Kimilerine göre doğal, kimilerine göre laboratuvar ortamında geliştirilmiş olduğu söylense bile sonuçta tüm dünyada bu virüsü tamamen ortadan kaldıracak ne bir ortak tedavi yöntemi belirlenmiş, ne bir ilaç yapılabilmiş ve aşı bulunabilinmiş.
Umarım diğerlerinde olduğu gibi aşı çalışmalarının sonuçlanması çok uzun sürmez. Tüm bu çalışmalar bizlere gösteriyor ki bu pandeminin etkilerini insanoğlu yıllar süren bir önlem ve tedbir hareketlerine kesinlikle uymak zorunda kalacaktır. Aksi takdirde sonuçları ölümle bitecek veya araz bırakacak durumlarla her zaman karşılaşılacak gibi duruyor.

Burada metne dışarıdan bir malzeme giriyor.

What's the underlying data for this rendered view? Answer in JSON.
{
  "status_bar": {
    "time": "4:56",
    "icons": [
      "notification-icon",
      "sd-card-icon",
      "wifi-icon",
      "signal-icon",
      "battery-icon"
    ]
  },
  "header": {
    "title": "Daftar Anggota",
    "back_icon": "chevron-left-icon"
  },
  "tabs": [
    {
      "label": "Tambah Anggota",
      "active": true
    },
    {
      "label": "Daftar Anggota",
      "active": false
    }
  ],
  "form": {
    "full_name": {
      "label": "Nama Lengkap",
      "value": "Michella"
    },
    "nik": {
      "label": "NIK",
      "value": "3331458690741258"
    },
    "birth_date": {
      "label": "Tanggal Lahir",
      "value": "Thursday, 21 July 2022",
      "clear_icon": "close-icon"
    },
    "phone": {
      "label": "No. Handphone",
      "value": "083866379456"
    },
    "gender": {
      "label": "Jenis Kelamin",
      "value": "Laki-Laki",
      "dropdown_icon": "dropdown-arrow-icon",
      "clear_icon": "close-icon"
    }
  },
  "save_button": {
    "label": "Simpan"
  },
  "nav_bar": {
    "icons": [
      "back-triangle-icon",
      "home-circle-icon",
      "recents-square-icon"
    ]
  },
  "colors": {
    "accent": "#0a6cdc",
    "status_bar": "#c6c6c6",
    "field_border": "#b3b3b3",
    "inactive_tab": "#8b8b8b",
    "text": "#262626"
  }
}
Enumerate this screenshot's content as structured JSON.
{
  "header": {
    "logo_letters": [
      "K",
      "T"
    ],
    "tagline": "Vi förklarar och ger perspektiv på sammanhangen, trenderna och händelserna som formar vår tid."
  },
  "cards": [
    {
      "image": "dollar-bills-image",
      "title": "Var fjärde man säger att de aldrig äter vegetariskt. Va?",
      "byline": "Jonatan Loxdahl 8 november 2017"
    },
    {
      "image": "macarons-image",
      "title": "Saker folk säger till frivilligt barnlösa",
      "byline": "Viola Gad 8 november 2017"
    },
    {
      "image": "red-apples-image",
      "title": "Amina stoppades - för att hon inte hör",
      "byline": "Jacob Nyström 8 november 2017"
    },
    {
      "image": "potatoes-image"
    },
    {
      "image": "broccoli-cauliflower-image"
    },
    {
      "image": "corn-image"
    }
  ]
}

Yeni normalleşme düzeninin bir çok alışkanlıklarımızı değiştireceğini, özel ve özellikle iş hayatımızda köklü bazı değişikliklerin karşımıza çıkacağını artık bunlara göre davranmamız ve alışkanlıklara hazır olmamamız gerekecektir.
Bunların farkına varan ülkelerde kendi yönetim ve işleyiş sistemlerini hızla yapılandırmakta, beklenenden önce gelen dijital çağa giriş hazırlıkları yapılmaktadır. Eğitimden sanata, üretime, ticarete, sosyal yaşantımıza kadar büyük değişikliklere karşı hazır olmaktan başka çare görülmemektedir.

Hatta dünyada en ürkütücü olanların başında işsizliklerin artacağı; ki bunu artık duymaya başladık. Amerika da 20 milyondan fazla, Hindistan’da 200 milyon gibi işsizlik rakamları ve diğer ülkelerdeki benzer durumlar, umarım sosyal patlamalara neden olmaz.
Yeni normalleşme ile tersine göçlerin yaşanacağı, eğitim sisteminde köklü değişikliklerin olacağı, paranın dijitalleşeceği söylemleri ve yeni geliştirilecek metodlardan söz edilmeye başlandı bile; fakat asıl üzerinde durulacak olan ise tarıma ağırlık verileceğidir.
Bize bu pandemi aslında unuttuklarımızı, vazgeçtiklerimizi en önemlisi tüketim toplumu haline nasıl geldik sorularının cevaplarını aramamız gerektiğini hatırlattı.
Yeni normalleşme sistemi içinde üretimler değişime gidecek otomasyona dönük çalışmalar hız kazanacak, pazarlama anlayışları ve teknikleri yenilenecek belki de tatil anlayışımız değişime uğrayacak gibi gözüküyor.
Hayatımıza giren en önemli değişimin adı 2M olarak ifade edilmekte artık. Maske ve mesafe kuralı. Bu 2M kuralı artık vazgeçilmezimiz olacaktır. Rekabetin her alanda hızla değişime ve gelişime doğru yenileneceğini de unutmayalım.
Değerli dostlarım, yeni normalleşme süreci içinde dijital pazarlamanın öne çıktığını, yeni şekillenmeler ile farklılaşacağı bir dönem içindeyiz artık.
Daha fazlası ise internetin olmayacağı bir yaşam biçimi artık düşünülemez hale gelmiştir. İş toplantıları dahil iş görüşmeleri, yakınlarımızla olan özlemlerimiz artık sanal ortamlarda dile getirmekte ve yapmaktayız. Bu durum bir süre daha böyle olacaktır demek çok isterdim ama sanırım bundan sonraki yaşam bicimizde bu durum şekillenmeye başladı bile.
İşletmeler sosyal medya hesaplarını güncellemekte, tanıtımlarını bu şekilde yapmaktadırlar. Yeni normalleşme, bizlere değişimi ve geleceğe olan planlarımızı gözden geçireceğimiz ve bu değişimin artık kültürümüzün bir parçası olacağı gelişmelere yön vereceği yeni dünyaya adım atmaya başladığımızın göstergesidir ve bundan sonrasıda böyle olacaktır.
Değerli dostlarım, sağlıklı, kazançlı, ben olmaktan çok biz olmaya doğru; diyerek sizlere saygı ve sevgilerimi sunarım. Esen kalın.